Il y a près de 20 ans, l’auteur François Morel publiait un ouvrage remarquable sur les trésors de la viticulture à travers le monde, intitulé Le livre des vins insolites. Une très belle recension de vins pourvus d’une insigne richesse culturelle, ayant su traverser les âges, en dépit de leur marginalisation progressive, imposée par la montée en puissance des grandes appellations hégémoniques du Bordelais et de la Bourgogne. François Morel qualifie ces vins d’insolites, au nom de leur personnalité quelque peu décalée et d’un particularisme incompatible avec les impératifs du commerce de grande diffusion.

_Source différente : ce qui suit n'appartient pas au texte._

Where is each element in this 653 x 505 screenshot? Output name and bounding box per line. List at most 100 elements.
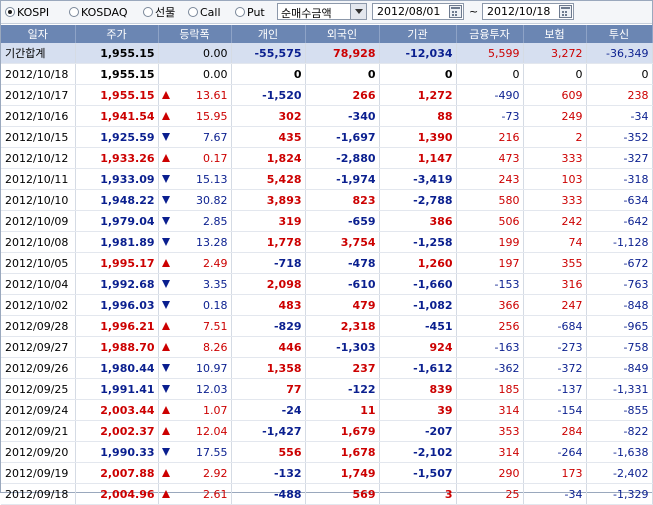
end-date-field[interactable]: 2012/10/18 — [482, 3, 574, 20]
table-row[interactable]: 2012/09/18 2,004.96 2.61 -488 569 3 25 -34 -1,32… — [1, 483, 653, 505]
table-row[interactable]: 2012/10/08 1,981.89 13.28 1,778 3,754 -1,258 1… — [1, 231, 653, 253]
table-row[interactable]: 2012/09/27 1,988.70 8.26 446 -1,303 924 -163 -2… — [1, 336, 653, 358]
cell-investment-trust: 238 — [586, 84, 653, 106]
cell-change: 30.82 — [158, 189, 232, 211]
col-header-financial-investment[interactable]: 금융투자 — [456, 25, 524, 43]
cell-change: 7.67 — [158, 126, 232, 148]
cell-institution: -1,660 — [379, 273, 457, 295]
cell-foreign: -1,974 — [305, 168, 380, 190]
cell-institution: 386 — [379, 210, 457, 232]
cell-individual: 319 — [231, 210, 306, 232]
cell-financial-investment: -163 — [456, 336, 524, 358]
cell-insurance: -372 — [523, 357, 587, 379]
table-row[interactable]: 2012/10/04 1,992.68 3.35 2,098 -610 -1,660 -15… — [1, 273, 653, 295]
radio-futures[interactable]: 선물 — [143, 5, 175, 19]
table-row[interactable]: 2012/10/05 1,995.17 2.49 -718 -478 1,260 197 35… — [1, 252, 653, 274]
col-header-foreign[interactable]: 외국인 — [305, 25, 380, 43]
cell-foreign: 3,754 — [305, 231, 380, 253]
cell-change: 13.61 — [158, 84, 232, 106]
change-value: 30.82 — [196, 193, 228, 207]
cell-change: 17.55 — [158, 441, 232, 463]
table-row[interactable]: 2012/10/15 1,925.59 7.67 435 -1,697 1,390 216 2… — [1, 126, 653, 148]
cell-insurance: -684 — [523, 315, 587, 337]
radio-put[interactable]: Put — [235, 5, 265, 19]
metric-select[interactable]: 순매수금액 — [277, 3, 367, 20]
cell-individual: 1,778 — [231, 231, 306, 253]
cell-institution: -1,507 — [379, 462, 457, 484]
cell-change: 2.49 — [158, 252, 232, 274]
cell-date: 2012/09/27 — [1, 336, 76, 358]
cell-financial-investment: -362 — [456, 357, 524, 379]
cell-date: 2012/10/11 — [1, 168, 76, 190]
cell-foreign: -340 — [305, 105, 380, 127]
cell-date: 2012/10/10 — [1, 189, 76, 211]
cell-individual: 2,098 — [231, 273, 306, 295]
col-header-investment-trust[interactable]: 투신 — [586, 25, 653, 43]
table-row[interactable]: 2012/09/24 2,003.44 1.07 -24 11 39 314 -154 -855 — [1, 399, 653, 421]
radio-kospi[interactable]: KOSPI — [5, 5, 49, 19]
table-row[interactable]: 2012/09/28 1,996.21 7.51 -829 2,318 -451 256 -6… — [1, 315, 653, 337]
cell-investment-trust: -318 — [586, 168, 653, 190]
arrow-down-icon — [161, 133, 170, 141]
cell-investment-trust: -848 — [586, 294, 653, 316]
table-row[interactable]: 2012/10/02 1,996.03 0.18 483 479 -1,082 366 247… — [1, 294, 653, 316]
table-row[interactable]: 2012/09/26 1,980.44 10.97 1,358 237 -1,612 -36… — [1, 357, 653, 379]
cell-foreign: 1,679 — [305, 420, 380, 442]
arrow-down-icon — [161, 217, 170, 225]
cell-insurance: 316 — [523, 273, 587, 295]
cell-date: 2012/10/17 — [1, 84, 76, 106]
cell-investment-trust: -1,638 — [586, 441, 653, 463]
radio-kosdaq[interactable]: KOSDAQ — [69, 5, 128, 19]
calendar-icon[interactable] — [559, 5, 572, 18]
col-header-institution[interactable]: 기관 — [379, 25, 457, 43]
table-row[interactable]: 2012/10/10 1,948.22 30.82 3,893 823 -2,788 580… — [1, 189, 653, 211]
cell-change: 8.26 — [158, 336, 232, 358]
cell-price: 1,981.89 — [75, 231, 159, 253]
cell-date: 2012/10/08 — [1, 231, 76, 253]
cell-date: 2012/09/26 — [1, 357, 76, 379]
cell-individual: -829 — [231, 315, 306, 337]
summary-row[interactable]: 기간합계 1,955.15 0.00 -55,575 78,928 -12,034 5,59… — [1, 43, 653, 64]
arrow-down-icon — [161, 196, 170, 204]
cell-institution: 1,260 — [379, 252, 457, 274]
cell-foreign: 2,318 — [305, 315, 380, 337]
cell-date: 2012/09/18 — [1, 483, 76, 505]
table-row[interactable]: 2012/09/19 2,007.88 2.92 -132 1,749 -1,507 290… — [1, 462, 653, 484]
cell-change: 15.95 — [158, 105, 232, 127]
table-row[interactable]: 2012/10/18 1,955.15 0.00 0 0 0 0 0 0 — [1, 63, 653, 85]
table-row[interactable]: 2012/09/25 1,991.41 12.03 77 -122 839 185 -137-… — [1, 378, 653, 400]
cell-foreign: -1,303 — [305, 336, 380, 358]
col-header-insurance[interactable]: 보험 — [523, 25, 587, 43]
col-header-change[interactable]: 등락폭 — [158, 25, 232, 43]
table-row[interactable]: 2012/10/11 1,933.09 15.13 5,428 -1,974 -3,419… — [1, 168, 653, 190]
chevron-down-icon[interactable] — [350, 4, 366, 19]
table-row[interactable]: 2012/09/20 1,990.33 17.55 556 1,678 -2,102 314… — [1, 441, 653, 463]
table-row[interactable]: 2012/10/16 1,941.54 15.95 302 -340 88 -73 249 -3… — [1, 105, 653, 127]
table-row[interactable]: 2012/10/12 1,933.26 0.17 1,824 -2,880 1,147 47… — [1, 147, 653, 169]
table-row[interactable]: 2012/09/21 2,002.37 12.04 -1,427 1,679 -207 35… — [1, 420, 653, 442]
start-date-field[interactable]: 2012/08/01 — [372, 3, 464, 20]
cell-institution: 3 — [379, 483, 457, 505]
cell-foreign: 266 — [305, 84, 380, 106]
arrow-up-icon — [161, 427, 170, 435]
table-row[interactable]: 2012/10/09 1,979.04 2.85 319 -659 386 506 242 -6… — [1, 210, 653, 232]
col-header-date[interactable]: 일자 — [1, 25, 76, 43]
cell-price: 1,933.09 — [75, 168, 159, 190]
cell-price: 1,933.26 — [75, 147, 159, 169]
change-value: 13.28 — [196, 235, 228, 249]
calendar-icon[interactable] — [449, 5, 462, 18]
cell-financial-investment: 216 — [456, 126, 524, 148]
cell-change: 12.04 — [158, 420, 232, 442]
cell-investment-trust: -822 — [586, 420, 653, 442]
cell-institution: -2,788 — [379, 189, 457, 211]
col-header-individual[interactable]: 개인 — [231, 25, 306, 43]
col-header-price[interactable]: 주가 — [75, 25, 159, 43]
table-row[interactable]: 2012/10/17 1,955.15 13.61 -1,520 266 1,272 -49… — [1, 84, 653, 106]
investor-trading-window: KOSPI KOSDAQ 선물 Call Put 순매수금액 2012/08/0… — [0, 0, 653, 505]
cell-individual: -488 — [231, 483, 306, 505]
arrow-down-icon — [161, 448, 170, 456]
cell-price: 1,941.54 — [75, 105, 159, 127]
radio-label: KOSPI — [17, 5, 50, 19]
cell-financial-investment: 506 — [456, 210, 524, 232]
radio-call[interactable]: Call — [188, 5, 221, 19]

Intéressante soit-elle, pour certains d’entre eux, cette dénomination ne va pas assez loin. Restituer une dimension patrimoniale et historique aux plus beaux joyaux de la vigne, demande à les rassembler sous l’appellation plus lyrique de « vins de civilisation ». Ce faisant, l’expression aide à prendre davantage la mesure de leur contribution exceptionnelle à la constitution d’une civilisation (essentiellement européenne) du vin, donnant lieu à des savoir-faire et des traditions œnologiques d’une valeur historique inestimable. Après avoir rappelé les particularités du vin de civilisation, la présentation de quelques exemples au travers des Eiswein, Marsala, Xérès et des vins de Santorin, viendra étayer la définition d’un ensemble spécifique de vins, forgé durant le long cours de l’histoire.
Au-delà du goût
En premier lieu, il est important de rappeler que cette catégorie transcende les contingences de goût si souvent mises en exergue, dès lors que l’on parle de vin. Certes leur intemporalité peut, pour certains exemples concernant les vins mutés de type Marsala, Fondillón, Xéres, leur faire revêtir un caractère désuet, voire démodé au regard des tendances actuelles. Pour autant, il serait bien inconvenant de juger de tels vins sous l’angle de la seule perception gustative. Car à la vérité, que vaut la petite opinion d’un dégustateur, expert soit-il, face à plusieurs siècles de tradition et de culture vitivinicole ?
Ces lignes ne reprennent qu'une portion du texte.